Hier zwei Artikel aus der "Neuen Freien Presse" vom Oktober 1888 - Um nicht extra einen neuen Thread anfangen zu müssen, habe ich sie hier untergebracht.
Letzter Artikel zeigt, wie Medien die Morde in Whitechapel sogar dazu nutzten, recht polemisch über internationale Politik zu "berichten".

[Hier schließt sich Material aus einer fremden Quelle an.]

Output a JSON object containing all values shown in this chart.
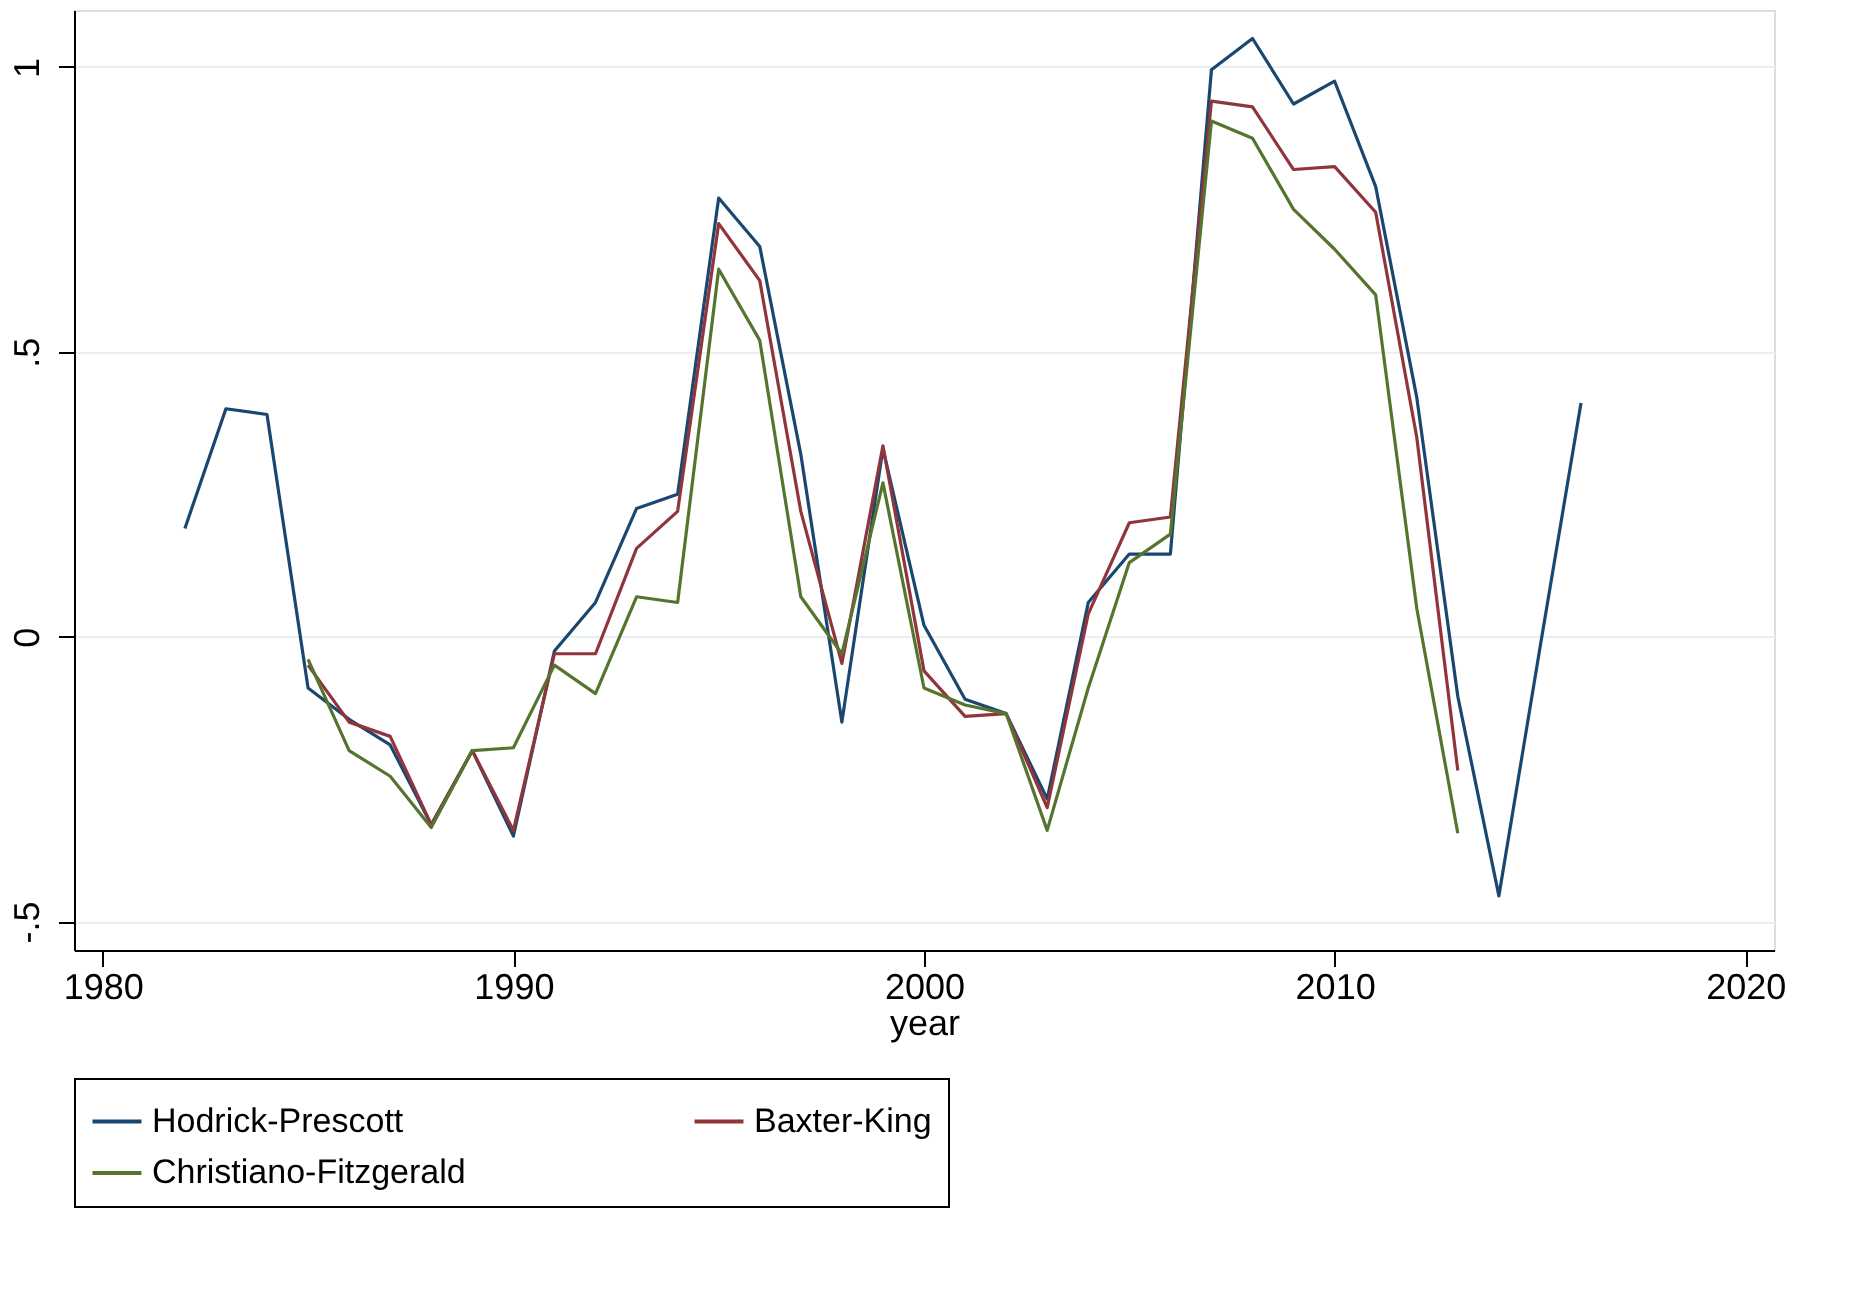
{
  "chart_data": {
    "type": "line",
    "xlabel": "year",
    "x": [
      1982,
      1983,
      1984,
      1985,
      1986,
      1987,
      1988,
      1989,
      1990,
      1991,
      1992,
      1993,
      1994,
      1995,
      1996,
      1997,
      1998,
      1999,
      2000,
      2001,
      2002,
      2003,
      2004,
      2005,
      2006,
      2007,
      2008,
      2009,
      2010,
      2011,
      2012,
      2013,
      2014,
      2015,
      2016
    ],
    "series": [
      {
        "name": "Hodrick-Prescott",
        "color": "#1a476f",
        "values": [
          0.19,
          0.4,
          0.39,
          -0.09,
          -0.145,
          -0.19,
          -0.33,
          -0.2,
          -0.35,
          -0.025,
          0.06,
          0.225,
          0.25,
          0.77,
          0.685,
          0.32,
          -0.15,
          0.33,
          0.02,
          -0.11,
          -0.135,
          -0.285,
          0.06,
          0.145,
          0.145,
          0.995,
          1.05,
          0.935,
          0.975,
          0.79,
          0.42,
          -0.105,
          -0.455,
          -0.02,
          0.41
        ]
      },
      {
        "name": "Baxter-King",
        "color": "#90353b",
        "values": [
          null,
          null,
          null,
          -0.05,
          -0.15,
          -0.175,
          -0.33,
          -0.2,
          -0.34,
          -0.03,
          -0.03,
          0.155,
          0.22,
          0.725,
          0.625,
          0.22,
          -0.047,
          0.335,
          -0.06,
          -0.14,
          -0.135,
          -0.3,
          0.04,
          0.2,
          0.21,
          0.94,
          0.93,
          0.82,
          0.825,
          0.745,
          0.35,
          -0.235,
          null,
          null,
          null
        ]
      },
      {
        "name": "Christiano-Fitzgerald",
        "color": "#55752f",
        "values": [
          null,
          null,
          null,
          -0.04,
          -0.2,
          -0.245,
          -0.335,
          -0.2,
          -0.195,
          -0.05,
          -0.1,
          0.07,
          0.06,
          0.645,
          0.52,
          0.07,
          -0.03,
          0.27,
          -0.09,
          -0.12,
          -0.135,
          -0.34,
          -0.09,
          0.13,
          0.18,
          0.905,
          0.875,
          0.75,
          0.68,
          0.6,
          0.05,
          -0.345,
          null,
          null,
          null
        ]
      }
    ],
    "xlim": [
      1979.3,
      2020.7
    ],
    "xticks": [
      1980,
      1990,
      2000,
      2010,
      2020
    ],
    "ylim": [
      -0.55,
      1.1
    ],
    "yticks": [
      {
        "value": -0.5,
        "label": "-.5"
      },
      0,
      {
        "value": 0.5,
        "label": ".5"
      },
      1
    ],
    "grid": "y",
    "legend": "bottom",
    "line_style": "solid",
    "marker": "none"
  }
}
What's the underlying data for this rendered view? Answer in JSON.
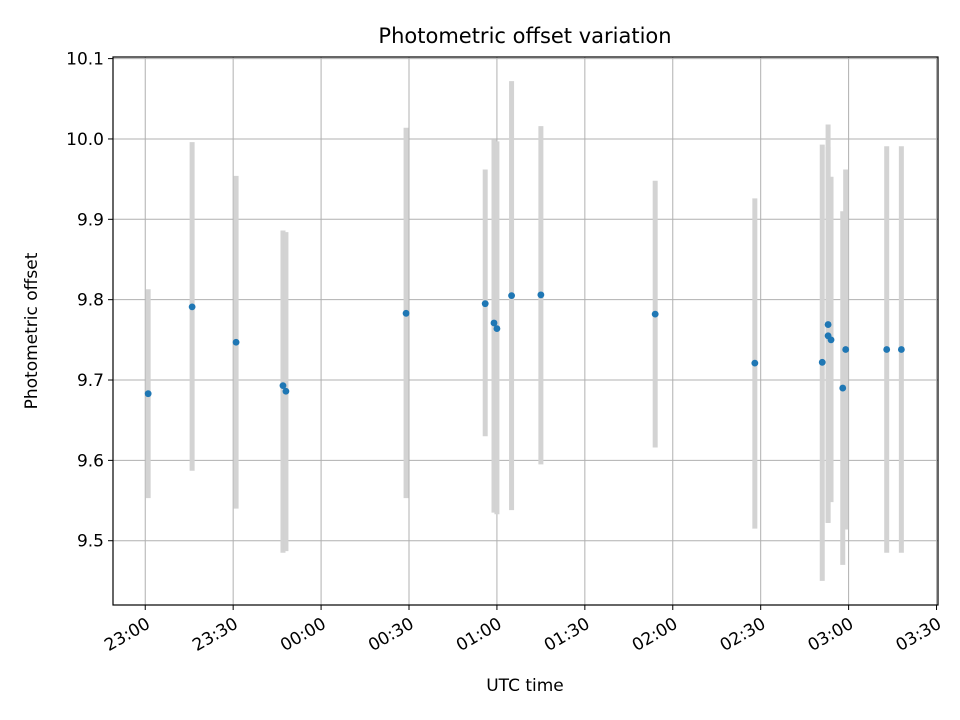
{
  "chart_data": {
    "type": "scatter",
    "title": "Photometric offset variation",
    "xlabel": "UTC time",
    "ylabel": "Photometric offset",
    "x_ticks": [
      "23:00",
      "23:30",
      "00:00",
      "00:30",
      "01:00",
      "01:30",
      "02:00",
      "02:30",
      "03:00",
      "03:30"
    ],
    "x_tick_minutes": [
      0,
      30,
      60,
      90,
      120,
      150,
      180,
      210,
      240,
      270
    ],
    "xlim_minutes": [
      -11,
      270.5
    ],
    "x_origin": "23:00 UTC",
    "y_ticks": [
      9.5,
      9.6,
      9.7,
      9.8,
      9.9,
      10.0,
      10.1
    ],
    "ylim": [
      9.42,
      10.102
    ],
    "grid": true,
    "marker_color": "#1f77b4",
    "errorbar_color": "#d3d3d3",
    "points": [
      {
        "x": "23:01",
        "y": 9.683,
        "lo": 9.553,
        "hi": 9.813
      },
      {
        "x": "23:16",
        "y": 9.791,
        "lo": 9.587,
        "hi": 9.996
      },
      {
        "x": "23:31",
        "y": 9.747,
        "lo": 9.54,
        "hi": 9.954
      },
      {
        "x": "23:47",
        "y": 9.693,
        "lo": 9.485,
        "hi": 9.886
      },
      {
        "x": "23:48",
        "y": 9.686,
        "lo": 9.487,
        "hi": 9.884
      },
      {
        "x": "00:29",
        "y": 9.783,
        "lo": 9.553,
        "hi": 10.014
      },
      {
        "x": "00:56",
        "y": 9.795,
        "lo": 9.63,
        "hi": 9.962
      },
      {
        "x": "00:59",
        "y": 9.771,
        "lo": 9.535,
        "hi": 9.999
      },
      {
        "x": "01:00",
        "y": 9.764,
        "lo": 9.533,
        "hi": 9.997
      },
      {
        "x": "01:05",
        "y": 9.805,
        "lo": 9.538,
        "hi": 10.072
      },
      {
        "x": "01:15",
        "y": 9.806,
        "lo": 9.595,
        "hi": 10.016
      },
      {
        "x": "01:54",
        "y": 9.782,
        "lo": 9.616,
        "hi": 9.948
      },
      {
        "x": "02:28",
        "y": 9.721,
        "lo": 9.515,
        "hi": 9.926
      },
      {
        "x": "02:51",
        "y": 9.722,
        "lo": 9.45,
        "hi": 9.993
      },
      {
        "x": "02:53",
        "y": 9.769,
        "lo": 9.522,
        "hi": 10.018
      },
      {
        "x": "02:53",
        "y": 9.755,
        "lo": 9.523,
        "hi": 9.99
      },
      {
        "x": "02:54",
        "y": 9.75,
        "lo": 9.548,
        "hi": 9.953
      },
      {
        "x": "02:58",
        "y": 9.69,
        "lo": 9.47,
        "hi": 9.91
      },
      {
        "x": "02:59",
        "y": 9.738,
        "lo": 9.514,
        "hi": 9.962
      },
      {
        "x": "03:13",
        "y": 9.738,
        "lo": 9.485,
        "hi": 9.991
      },
      {
        "x": "03:18",
        "y": 9.738,
        "lo": 9.485,
        "hi": 9.991
      }
    ]
  }
}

NEUE FREIE PRESSE (Österreich-Ungarn)
Neue Freie Presse,
Donnerstag, 4. October 1888, Seite 4
[Die Morde in London.] Der englischen Polizei ist es zur Stunde noch nicht gelungen, den Thäter der Samstag Nachts im Ostende Londons begangenen Morde ausfindig zu machen. Es heißt, daß am 29. d. M. in Goldston Street ein Theil der Schürze der in Mitre Square London aufgefundenen Frauensperson entdeckt wurde, während heute Morgens ein Polizist ein scharfes Messer in der Gegend fand, dessen Klinge fast 10 Zoll lang war. Am letzten Donnerstag erhielt die Geheimpolizei einen mit "Jack der Aufschlitzer" unterzeichneten Brief, in welchem der Schreiber sich in höhnischen Worten über die Unfähigkeit der Polizei erging und die Mittheilung machte, daß er das nächstemal seinem Opfer auch noch die Ohren abschneiden werde. Der Brief könnte als dummer Witz erscheinen, wenn nicht der Umstand, daß der in Mitre Square ermordeten Frauenperson wirklich die Ohren fast abgeschnitten waren, etwas zu deuten gäbe und wenn ferner nicht die Anzeige, daß der Verfasser des Briefes in den allernächsten Tagen wiederum Mordthaten begehen würde, buchstäblich in Erfüllung gegangen wäre. Bis jetzt sind anläßlich der beiden Mordthaten zwei Verhaftungen vorgenommen worden. Eines der ermordeten Frauenzimmer ist als eine gewisse Elisabeth Stride identifiziert worden, während der Name der anderen noch zu ermitteln ist.
Neue Freie Presse,
Mittwoch, 17. October 1888, Seite 4
London, 10. October. [Orig.-Corr.] Politik ohne Interesse. Die Morde in Whitechapel.) "Politik" ist in diesem Augenblicke in England entschieden dull, wie man hier sagt, das heißt kein Interesse erregend. Mit auswärtiger Politik beschäftigt sich der Engländer in der Regel nicht, und was innere Angelegenheiten betrifft, so ist die irische Frage selbst für den eifrigsten Politiker und Zeitungsleser schon langweilig geworden. Toujour perdrix: stets die nämlichen Auflagen. Balfour sei ein Mörder und Gladstone ein Heiliger und dergleichen Redensarten mehr. Das Tagebuch des Kaisers Friedrich und noch mehr das Vorgehen des Fürsten Bismarck gegen Geffcken erregten wol einiges Interesse; die Engländer der heutigen Periode können eben nicht begreifen, daß man einen so hochachtbaren Mann wie Professor Geffcken in einen Kerker werfen kann, weil er Auszüge aus dem Tagebuch des verstorbenen Kaisers veröffentlichte. Am wenigsten begreifen die Engländer jedoch die Haltung der Cartellpresse, welche von dem Grundsatze ausgeht, daß ein Mann, der, wie Geffcken, in seinen Aufsätzen die Politik Bismarck´s in einigen Fragen nicht billigte, ein Verbrecher, ein Landesverräther sein müsse. Und doch gibt es noch Leute, welche sich über die Unfehlbarkeit des Papstes aufzuhalten den Anschein geben. Wenn die Theorie jener deutschen Zeitungen auch hierzulande sich einbürgern sollte, dann müßte Lord Salisbury den Earl Granville einsperren lassen, und Jedermann, der gegen die auswärtige Politik des jeweiligen Ministers schreibt, müßte als Landesverräther in das Gefängnis wandern.
Eigentlich ist es jetzt hier bloß ein einziger Gegenstand, welcher alle Welt beschäftigt und von dem Jedermann spricht. Das sind die Morde in Whitechapel; das Scheusal, welches dieselben verübte, verstand es bisher noch immer, ganz spurlos zu verschwinden, und die Polizei besitzt auch nicht die geringste Ahnung, wer der Mörder sei, wer er sein sollte und wo man ihn suchen müsse. Die barocksten, absurdesten und verrücktesten Meinungen – hier Theories genannt – wurden schon bezüglich des Mörders und seiner Beweggründe zu seinen Verbrechen aufgestellt, allein dieselben halfen der Polizei noch keinen Schritt weiter. Da die menschlichen Detectives sich ganz rathlos in dem Falle zeigen, so sollen jetzt "Bluthunde" benutzt werden, um dem Mörder auf die Fährte zu kommen.